Il faut ajouter une chose que la mythologie du visionnaire écrase systématiquement : c’était un homme constamment en train de traduire. Coréen exilé par la guerre, écrivant dans un allemand approximatif et un anglais fait de calembours, il abordait les machines occidentales avec un accent. Ses œuvres bégaient, décalent, transposent mal — et ce bégaiement est leur substance même. Le retard du satellite, le tremblement de la synchronisation, la couleur qui bave : ce sont des fautes de prononciation transformées en style.

Le 1er janvier 1984, une émission relie en direct un studio new-yorkais et le Centre Pompidou, avec des apparitions de compositeurs, de poètes, de chorégraphes et de groupes pop, dans un joyeux désordre de décalages et de raccords ratés. Suivront d’autres ponts par satellite, jusqu’aux Jeux de Séoul en 1988. Ces pièces sont devenues des icônes. Mais on ne dit presque jamais ce qui les a rendues possibles : des chaînes publiques américaines dotées de laboratoires expérimentaux, des fondations philanthropiques finançant des résidences d’artistes dans des stations de télévision, des ingénieurs — dont un complice japonais avec lequel il conçut un synthétiseur vidéo — payés pour bricoler avec un plasticien. Bref, un régime d’argent lent, public ou paraphilanthropique, qui achetait du temps d’antenne pour le gaspiller en interférences.
C’est ici que la comparaison avec notre présent devient cruelle. Le vocabulaire de l’« autoroute électronique », qu’il forgea dans un rapport prospectif au milieu des années 1970, a été récupéré par les promoteurs des réseaux comme une prophétie flatteuse. Mais la condition matérielle de son travail a disparu. Aujourd’hui, la latence est un coût que les plateformes optimisent, le glitch un incident à supprimer, et les artistes accueillis par les entreprises technologiques signent des accords de confidentialité au lieu de saboter joyeusement le signal. Personne ne finance plus le bruit. On finance sa disparition.

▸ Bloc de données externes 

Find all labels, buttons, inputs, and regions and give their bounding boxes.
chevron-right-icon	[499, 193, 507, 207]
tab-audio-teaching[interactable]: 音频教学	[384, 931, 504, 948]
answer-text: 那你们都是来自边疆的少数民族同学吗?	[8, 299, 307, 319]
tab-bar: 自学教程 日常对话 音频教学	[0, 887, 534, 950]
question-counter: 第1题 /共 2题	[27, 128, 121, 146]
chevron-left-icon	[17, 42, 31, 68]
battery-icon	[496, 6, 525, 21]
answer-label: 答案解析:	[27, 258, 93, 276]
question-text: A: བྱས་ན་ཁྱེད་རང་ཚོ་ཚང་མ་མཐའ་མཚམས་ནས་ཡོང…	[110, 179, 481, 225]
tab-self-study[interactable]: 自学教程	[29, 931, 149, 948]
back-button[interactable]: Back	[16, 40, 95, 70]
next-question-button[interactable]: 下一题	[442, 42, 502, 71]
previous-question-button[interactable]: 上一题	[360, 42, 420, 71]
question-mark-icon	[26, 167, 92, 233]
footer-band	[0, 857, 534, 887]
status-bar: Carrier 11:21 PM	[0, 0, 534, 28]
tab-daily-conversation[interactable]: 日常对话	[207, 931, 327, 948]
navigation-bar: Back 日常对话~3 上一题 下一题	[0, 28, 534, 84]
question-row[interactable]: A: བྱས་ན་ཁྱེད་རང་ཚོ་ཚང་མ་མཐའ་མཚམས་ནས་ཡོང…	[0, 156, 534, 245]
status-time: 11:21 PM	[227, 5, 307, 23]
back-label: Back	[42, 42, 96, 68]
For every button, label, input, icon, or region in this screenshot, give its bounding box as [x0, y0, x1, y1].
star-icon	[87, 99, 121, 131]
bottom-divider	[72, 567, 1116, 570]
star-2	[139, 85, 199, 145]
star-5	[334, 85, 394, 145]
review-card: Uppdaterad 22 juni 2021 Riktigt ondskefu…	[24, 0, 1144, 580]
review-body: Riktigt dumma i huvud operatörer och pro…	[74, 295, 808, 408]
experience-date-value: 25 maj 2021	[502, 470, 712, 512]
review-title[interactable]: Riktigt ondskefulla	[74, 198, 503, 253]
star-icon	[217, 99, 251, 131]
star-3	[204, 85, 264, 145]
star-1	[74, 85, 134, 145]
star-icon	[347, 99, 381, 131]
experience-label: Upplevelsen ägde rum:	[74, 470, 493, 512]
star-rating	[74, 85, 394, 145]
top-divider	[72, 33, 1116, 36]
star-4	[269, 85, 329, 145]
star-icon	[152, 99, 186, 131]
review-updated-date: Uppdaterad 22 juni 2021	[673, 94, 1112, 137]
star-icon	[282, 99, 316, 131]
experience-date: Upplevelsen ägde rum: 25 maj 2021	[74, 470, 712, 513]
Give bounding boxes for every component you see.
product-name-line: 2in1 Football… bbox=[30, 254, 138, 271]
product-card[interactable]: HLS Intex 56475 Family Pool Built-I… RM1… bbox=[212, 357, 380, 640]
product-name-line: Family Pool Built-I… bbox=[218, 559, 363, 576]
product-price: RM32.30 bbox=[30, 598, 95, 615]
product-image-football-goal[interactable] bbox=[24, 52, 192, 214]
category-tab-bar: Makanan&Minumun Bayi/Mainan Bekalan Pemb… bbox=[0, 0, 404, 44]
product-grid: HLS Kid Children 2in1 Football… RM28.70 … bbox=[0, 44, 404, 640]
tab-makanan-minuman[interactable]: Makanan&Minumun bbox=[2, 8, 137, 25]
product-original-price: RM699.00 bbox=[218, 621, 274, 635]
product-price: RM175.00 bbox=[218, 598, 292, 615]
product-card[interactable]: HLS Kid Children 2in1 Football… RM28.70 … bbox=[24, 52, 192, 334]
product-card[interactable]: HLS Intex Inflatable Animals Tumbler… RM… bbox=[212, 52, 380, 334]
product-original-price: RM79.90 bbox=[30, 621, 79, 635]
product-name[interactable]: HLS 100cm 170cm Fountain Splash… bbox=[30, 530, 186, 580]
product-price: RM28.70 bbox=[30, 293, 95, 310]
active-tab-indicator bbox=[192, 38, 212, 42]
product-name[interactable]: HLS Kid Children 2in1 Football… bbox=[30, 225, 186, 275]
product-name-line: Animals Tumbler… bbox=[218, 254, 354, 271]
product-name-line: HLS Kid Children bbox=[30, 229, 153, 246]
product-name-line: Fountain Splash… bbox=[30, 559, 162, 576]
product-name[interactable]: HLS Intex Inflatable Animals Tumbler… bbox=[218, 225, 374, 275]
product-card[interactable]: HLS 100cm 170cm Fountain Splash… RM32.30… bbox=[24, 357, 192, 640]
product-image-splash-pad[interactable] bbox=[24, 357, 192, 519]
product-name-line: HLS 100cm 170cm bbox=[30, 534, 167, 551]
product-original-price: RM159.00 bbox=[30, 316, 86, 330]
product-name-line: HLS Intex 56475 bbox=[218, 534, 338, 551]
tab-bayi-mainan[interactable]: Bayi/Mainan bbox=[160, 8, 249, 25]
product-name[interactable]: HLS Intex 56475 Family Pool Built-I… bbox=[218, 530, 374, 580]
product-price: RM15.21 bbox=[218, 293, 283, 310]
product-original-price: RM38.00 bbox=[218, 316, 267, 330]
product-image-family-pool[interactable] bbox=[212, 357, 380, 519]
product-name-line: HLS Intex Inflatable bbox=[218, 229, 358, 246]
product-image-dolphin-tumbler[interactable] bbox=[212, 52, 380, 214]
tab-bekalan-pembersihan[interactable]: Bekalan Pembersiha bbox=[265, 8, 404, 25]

Reste la question la plus concrète, et la plus impensée. Ses grandes installations — jusqu’à ces cartographies murales assemblant plus de trois cents téléviseurs — sont entrées dans une phase de gériatrie généralisée. Les tubes s’épuisent, les couleurs virent, les alimentations lâchent. Deux écoles s’affrontent chez les conservateurs : remplacer par des dalles plates, en sauvant l’image ; ou préserver le tube, en sauvant l’objet. Le débat paraît technique, il est esthétique et presque moral. Un écran cathodique chauffe, siffle légèrement, pèse, projette de la lumière depuis l’intérieur ; une dalle plate affiche. Substituer l’un à l’autre, c’est repeindre un bronze en gris.

Lui-même semblait assez indifférent à l’idée de durer, ce qui n’arrange rien : le marché, lui, exige des pièces stables et assurables. Le résultat est une situation d’une ironie parfaite. Un artiste qui célébrait le flux, l’aléatoire et l’obsolescence est devenu un dossier de restauration, un problème de stocks, une négociation entre ayants droit et ateliers spécialisés. Chaque exposition rétrospective est désormais aussi une opération chirurgicale.
Alors oui, la révolution a été retransmise — mais pas celle que l’on croit. Elle n’a pas remplacé le journal du soir par de l’art, elle n’a pas rendu les masses critiques, elle n’a même pas modifié durablement le petit écran. Elle a déplacé le regard du programme vers l’appareil, du sens vers la matière du signal. Et son héritage le plus vivant n’est peut-être pas dans les installations immersives contemporaines, souvent trop lisses, mais chez ceux qui bidouillent des consoles mortes, détournent des imprimantes, forcent des modèles génératifs à produire leurs propres bugs. La question n’est plus de savoir s’il avait vu juste. Elle est de savoir qui, aujourd’hui, a encore les moyens de payer l’interférence.